Him: The last three didn’t think so God rest their souls
Can’t, trying to piece together today’s news from the jokes.
I just heard a lady in the grocery store parking lot tell her dog in the truck she loves him & he’s beautiful & she’s going to miss him, but she’ll brb & kissed head.
& I just feel like we need more of her in this world.
I also wanna be her dog when I grow up.
man: hey do you take walk-ins
cremator: excuse me what
Getting my hair done Monday.
Good news for the kids who scream “WITCH” as they pass by my house, bad news for the birds that live in it.
My family gathered to speak to me about my obsession with the Greek gods. Call it divine intervention.
My debt forgiveness plan is simple: I have hidden five golden tickets in chocolate bars around the world. The lucky children that find the bars can use the tickets to pay tuition fees if they pass a series of simple tests during a visit to my candy factory
I don’t get spin classes, you do know they make bikes that move now too?.. and you can ride to somewhere and get a beer or a sandwich… it’s way more rewarding.
i don’t usually get political here and i’m about to get controversial and i’m sure i’ll lose a lot of followers over this but crinkle fries are the worst fry.
No, I don’t need a Fitbit. I can count to 45 by myself.
If you wanna go and take a ride with me with three women in the floor with the goat cheese.

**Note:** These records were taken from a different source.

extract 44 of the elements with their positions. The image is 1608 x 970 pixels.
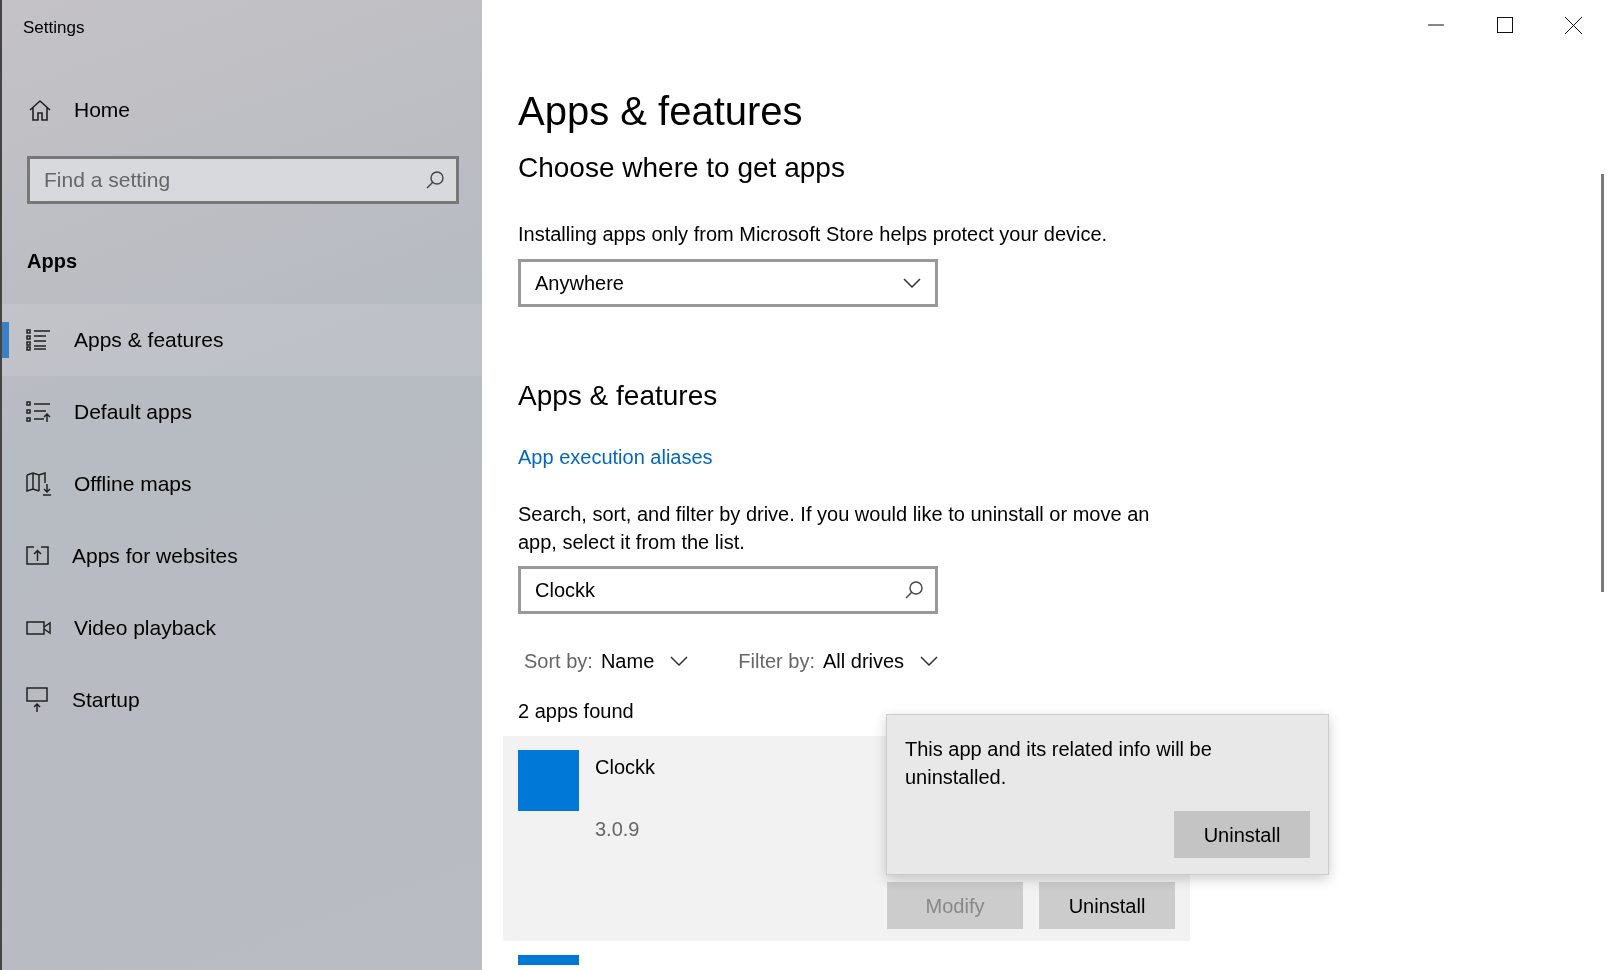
home-link[interactable]: Home — [2, 60, 482, 126]
list-arrow-icon — [26, 400, 52, 423]
source-dropdown[interactable]: Anywhere — [518, 258, 938, 307]
window-arrow-icon — [26, 545, 50, 566]
app-search-field[interactable]: Clockk — [518, 566, 938, 615]
minimize-icon — [1427, 24, 1444, 26]
app-icon — [518, 955, 579, 966]
aliases-link[interactable]: App execution aliases — [518, 442, 713, 473]
section-heading: Apps & features — [518, 378, 719, 413]
section-heading: Apps — [26, 248, 78, 274]
chevron-icon — [670, 656, 689, 667]
chevron-icon — [920, 656, 939, 667]
nav-item[interactable]: Apps for websites — [2, 519, 482, 592]
result-count: 2 apps found — [518, 699, 635, 725]
search-field[interactable]: Find a setting — [27, 155, 459, 204]
app-icon — [518, 750, 579, 812]
uninstall-button[interactable]: Uninstall — [1039, 882, 1175, 930]
close-icon — [1565, 16, 1582, 34]
description: Search, sort, and filter by drive. If you would like to uninstall or move an app, select it from the list. — [518, 502, 1151, 556]
nav-item[interactable]: Offline maps — [2, 447, 482, 520]
section-heading: Choose where to get apps — [518, 151, 846, 185]
scrollbar[interactable] — [1601, 174, 1604, 592]
list-icon — [26, 328, 52, 351]
nav-item[interactable]: Startup — [2, 663, 482, 736]
description: Installing apps only from Microsoft Store helps protect your device. — [518, 221, 1109, 247]
map-icon — [26, 471, 52, 496]
nav-item[interactable]: Default apps — [2, 375, 482, 448]
search-icon — [425, 169, 445, 190]
nav-item[interactable]: Apps & features — [2, 303, 482, 376]
video-camera-icon — [26, 618, 52, 637]
search-icon — [904, 580, 924, 601]
window-title: Settings — [22, 17, 86, 39]
page-title: Apps & features — [518, 89, 804, 133]
selection-indicator — [2, 321, 9, 358]
filter-dropdown[interactable]: Filter by: All drives — [738, 646, 939, 677]
home-icon — [28, 98, 52, 121]
sort-dropdown[interactable]: Sort by: Name — [524, 646, 689, 677]
monitor-arrow-icon — [26, 686, 50, 713]
app-version: 3.0.9 — [595, 817, 641, 843]
maximize-icon — [1496, 17, 1513, 33]
app-name: Clockk — [595, 755, 655, 781]
confirm-uninstall-button[interactable]: Uninstall — [1174, 811, 1310, 859]
nav-item[interactable]: Video playback — [2, 591, 482, 664]
chevron-icon — [903, 277, 921, 288]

Brunch server: “We need you to leave now.”
My wife: “Um, excuse me…hiccup…you said these mimosa were bottomless.”
I’m at the age where if people get pregnant I don’t know if it’s a good thing or not. like congratulations or sorry that happened
Finally going to watch Titanic, no spoilers please.
If Captain America doesn’t have a pizza hidden behind his shield at all times, he isn’t fighting for the America I want to live in.
Thoughts and prayers for my five year old who just found onion in her onion rings
I would like even faster food.
Did you know that if everyone in the U.S. donated just one pint of blood, we could pour it over the Statue of Liberty and be hella cool?
*2 dogs watching a person walk into the house. one of them whispers to the other*
now, try not to go berserk but that’s the guy who knows where all the treats are
The Grammy performers prove that no matter age, sex, race, religion or looks, I have no idea who most them are.
they finally got him. they got macavity
Excuse me but would you sign my petition to ban asking people to sign petitions?